On 01/05/2011 07:46 PM, Josef Bacik wrote:

Blah blah blah, I'm not having an argument about which is better because I
simply do not care.  I think dedup is silly to begin with, and online dedup even
sillier.

Offline dedup is more expensive - so why are you of the opinion that it is less silly? And comparison by silliness quotiend still sounds like an argument over which is better.

The only reason I did offline dedup was because I was just toying
around with a simple userspace app to see exactly how much I would save if I did
dedup on my normal system, and with 107 gigabytes in use, I'd save 300
megabytes.  I'll say that again, with 107 gigabytes in use, I'd save 300
megabytes.  So in the normal user case dedup would have been wholey useless to
me.

Dedup isn't for an average desktop user. Dedup is for backup storage and virtual images. I don't remember anyone ever saying it is for the average desktop user. I am amazed you got that much saving even - I wouldn't expect there to be any duplicate files on a normal system. Compression is a feature that the desktop users would benefit with, not deduplication.

Dedup is only usefull if you _know_ you are going to have duplicate information,
so the two major usecases that come to mind are

1) Mail server.  You have small files, probably less than 4k (blocksize) that
you are storing hundreds to thousands of.  Using dedup would be good for this
case, and you'd have to have a small dedup blocksize for it to be usefull.

Explain to me why you think this would yield duplicate blocks. If your server is Maildir, headers will be in the mail files, and because all emails went to different users, they'd have different headers, and thus not be dedupable.

2) Virtualized guests.  If you have 5 different RHEL5 virt guests, chances are
you are going to share data between them, but unlike with the mail server
example, you are likely to find much larger chunks that are the same, so you'd
want a larger dedup blocksize, say 64k.  You want this because if you did just
4k you'd end up with a ridiculous amount of framentation and performance would
go down the toilet, so you need a larger dedup blocksize to make for better
performance.

Fragmentation will cause you problems anyway, the argument in the UNIX world since year dot was that defragging doesn't make a damn worth of difference when you have a hundred users hammering away on a machine that has to skip between all their collective files.

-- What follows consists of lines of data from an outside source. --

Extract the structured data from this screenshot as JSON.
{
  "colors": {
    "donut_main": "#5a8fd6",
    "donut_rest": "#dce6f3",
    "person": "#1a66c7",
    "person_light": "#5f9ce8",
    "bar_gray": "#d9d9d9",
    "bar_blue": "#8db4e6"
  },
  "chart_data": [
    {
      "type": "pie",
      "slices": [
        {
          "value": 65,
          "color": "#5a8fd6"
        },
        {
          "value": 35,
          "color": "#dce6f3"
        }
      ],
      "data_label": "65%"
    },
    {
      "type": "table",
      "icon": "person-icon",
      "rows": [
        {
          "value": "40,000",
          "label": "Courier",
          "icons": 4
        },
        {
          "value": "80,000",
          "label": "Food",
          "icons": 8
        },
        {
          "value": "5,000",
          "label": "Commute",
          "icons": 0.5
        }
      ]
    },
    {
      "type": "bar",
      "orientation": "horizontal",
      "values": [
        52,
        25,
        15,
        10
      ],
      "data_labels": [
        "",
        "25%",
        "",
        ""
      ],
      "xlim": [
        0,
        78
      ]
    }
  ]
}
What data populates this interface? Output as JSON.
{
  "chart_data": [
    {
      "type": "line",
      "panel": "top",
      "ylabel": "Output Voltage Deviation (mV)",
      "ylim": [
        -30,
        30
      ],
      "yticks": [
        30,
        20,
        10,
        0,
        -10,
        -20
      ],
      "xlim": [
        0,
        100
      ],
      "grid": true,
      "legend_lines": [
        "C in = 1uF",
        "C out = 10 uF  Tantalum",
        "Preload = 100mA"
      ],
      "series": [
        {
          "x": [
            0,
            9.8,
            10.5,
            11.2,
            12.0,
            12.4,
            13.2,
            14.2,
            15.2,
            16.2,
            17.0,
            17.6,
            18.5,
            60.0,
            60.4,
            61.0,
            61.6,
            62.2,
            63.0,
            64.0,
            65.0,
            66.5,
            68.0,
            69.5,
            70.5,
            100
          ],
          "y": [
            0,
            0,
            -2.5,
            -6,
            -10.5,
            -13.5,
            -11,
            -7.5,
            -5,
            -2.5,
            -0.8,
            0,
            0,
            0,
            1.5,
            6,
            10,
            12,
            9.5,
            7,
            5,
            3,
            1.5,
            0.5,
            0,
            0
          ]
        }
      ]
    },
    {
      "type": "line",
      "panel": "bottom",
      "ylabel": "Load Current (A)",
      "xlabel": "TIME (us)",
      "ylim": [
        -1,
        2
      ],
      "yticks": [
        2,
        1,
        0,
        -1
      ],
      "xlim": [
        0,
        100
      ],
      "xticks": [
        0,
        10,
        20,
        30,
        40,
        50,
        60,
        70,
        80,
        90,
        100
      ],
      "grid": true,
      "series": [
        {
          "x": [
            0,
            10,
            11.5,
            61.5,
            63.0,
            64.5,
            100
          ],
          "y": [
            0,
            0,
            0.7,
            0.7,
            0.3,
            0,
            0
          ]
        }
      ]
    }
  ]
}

If you have VM image files a-la vmware/xen/kvm, then using blocks of the same size as the guests is the only way that you are going to get sane deduplication performance. Otherwise the blocks won't line up. If the dedupe block size is 4KB and guest fs block size is 4KB, that's a reasonably clean case.

The biggest win by far, however, would be when using chroot type guests, as I mentioned.

So you'd want an online implementation to give you a choice of dedup blocksize,
which seems to me to be overly complicated.

I'd just make it always use the fs block size. No point in making it variable.

And then lets bring up the fact that you _have_ to manually compare any data you
are going to dedup.  I don't care if you think you have the greatest hashing
algorithm known to man, you are still going to have collisions somewhere at some
point, so in order to make sure you don't lose data, you have to manually memcmp
the data.  So if you are doing this online, that means reading back the copy you
want to dedup in the write path so you can do the memcmp before you write.  That
is going to make your write performance _suck_.

IIRC, this is configurable in ZFS so that you can switch off the physical block comparison. If you use SHA256, the probability of a collission (unless SHA is broken, in which case we have much bigger problems) is 1^128. Times 4KB blocks, that is one collission in 10^24 Exabytes. That's one trillion trillion (that's double trillion) Exabytes. That is considerably more storage space than there is likely to be available on the planet for some time. And just for good measure, you could always up the hash to SHA512 or use two different hashes (e.g. a combination of SHA256 and MD5).

Do I think offline dedup is awesome?  Hell no, but I got distracted doing it as
a side project so I figured I'd finish it, and I did it in under 1400 lines.  I
dare you to do the same with an online implementation.  Offline is simpler to
implement and simpler to debug if something goes wrong, and has an overall
easier to control impact on the system.

It is also better done outside the FS if you're not going to do it properly using FL-COW or fuse based lessfs.